L’interprétation n’est pas seulement perception, elle est constitution du sens. Il n’y a pas un sens vrai du texte qui est révélé par l’interprétation, mais il y a une interprétation vraie d’un texte. Et la vérité n’est pas adéquation à quelques présignifications déjà existantes mais elle réside dans « l’ouverture à... »
Lire c’est délier, dénouer, déconstruire l’ensemble des prédéterminations et des enfermements préalables du monde. Lorsque la lecture dénoue, délie, et qu’elle œuvre à une autre perspective de monde, lorsque « interpréter un texte n’est pas seulement lui accoler un sens, même fondé, mais tenter d’apprécier de quel pluriel il est fait, de quelle dynamique il est porteur, alors il y a vérité ! » Certes la vérité historique est intéressante et importante mais un texte, même historique, ne s’y réduit pas.
Ce qui intéresse le Talmud n’est pas de prime abord l’histoire des événements mais la manière dont on les reçoit et dont on les vit aujourd’hui, comme dans ce célèbre texte du Midrach commentant les versets 13 et 14 du chapitre XXIX du Deutéronome : « Ce n’est pas avec vous seuls que je conclus cette alliance, ainsi que cette adjuration, mais encore avec quiconque se trouve ici présent aujourd’hui avec nous en présence de Dieu... et avec quiconque ne se trouve pas ici aujourd’hui avec nous. Tous ceux qui vont naître dans le futur jusqu’à la fin de toutes les générations étaient présents avec eux au mont Sinaï. » Cette façon de lire est dite existentielle, elle se fonde sur l’idée que chaque époque doit comprendre à sa manière le texte transmis. Le véritable sens d’un texte, tel qu’il s’adresse à l’interprète, ne dépend pas de ces facteurs occasionnels que représentent l’auteur et son premier public, du moins ne s’y épuise-t-il pas.
Il ne s’agit pas de mieux comprendre, mais de comprendre autrement. En fait, ce n’est pas seulement le texte qui est compris, mais le lecteur. Il se comprend. Comprendre un texte, c’est, dès l’abord, l’appliquer à soi-mêmes, mais cette application ne réduit pas le texte, car le texte peut et doit toujours être compris autrement.

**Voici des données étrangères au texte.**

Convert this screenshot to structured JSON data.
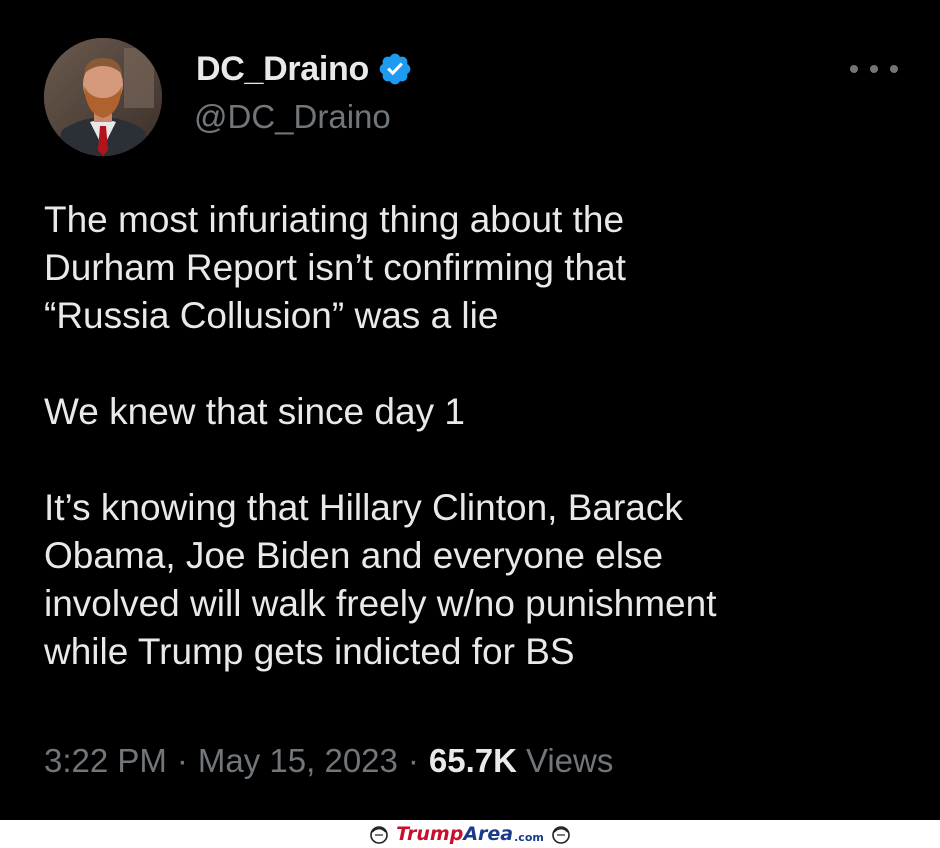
{
  "tweet": {
    "author": {
      "display_name": "DC_Draino",
      "handle": "@DC_Draino",
      "verified": true
    },
    "paragraphs": [
      "The most infuriating thing about the\nDurham Report isn’t confirming that\n“Russia Collusion” was a lie",
      "We knew that since day 1",
      "It’s knowing that Hillary Clinton, Barack\nObama, Joe Biden and everyone else\ninvolved will walk freely w/no punishment\nwhile Trump gets indicted for BS"
    ],
    "time": "3:22 PM",
    "date": "May 15, 2023",
    "separator": "·",
    "views_count": "65.7K",
    "views_label": "Views",
    "icons": {
      "verified": "verified-badge-icon",
      "more": "more-options-icon"
    }
  },
  "watermark": {
    "brand_a": "Trump",
    "brand_b": "Area",
    "suffix": ".com"
  },
  "colors": {
    "background": "#000000",
    "text": "#e7e9ea",
    "secondary_text": "#71767b",
    "verified_blue": "#1d9bf0"
  }
}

Selon une expression de Lévinas, le « pouvoir dire » du texte est toujours supérieur à son « vouloir dire ». « Dans chaque mot, dit encore Lévinas, il y a un oiseau aux ailes repliées qui attend le souffle du lecteur. » Étudier et interpréter permet à l’oiseau du sens de déployer ses ailes. Attention, il ne faut pas oublier de sauter sur son dos pour, avec lui, s’élever vers la transcendance.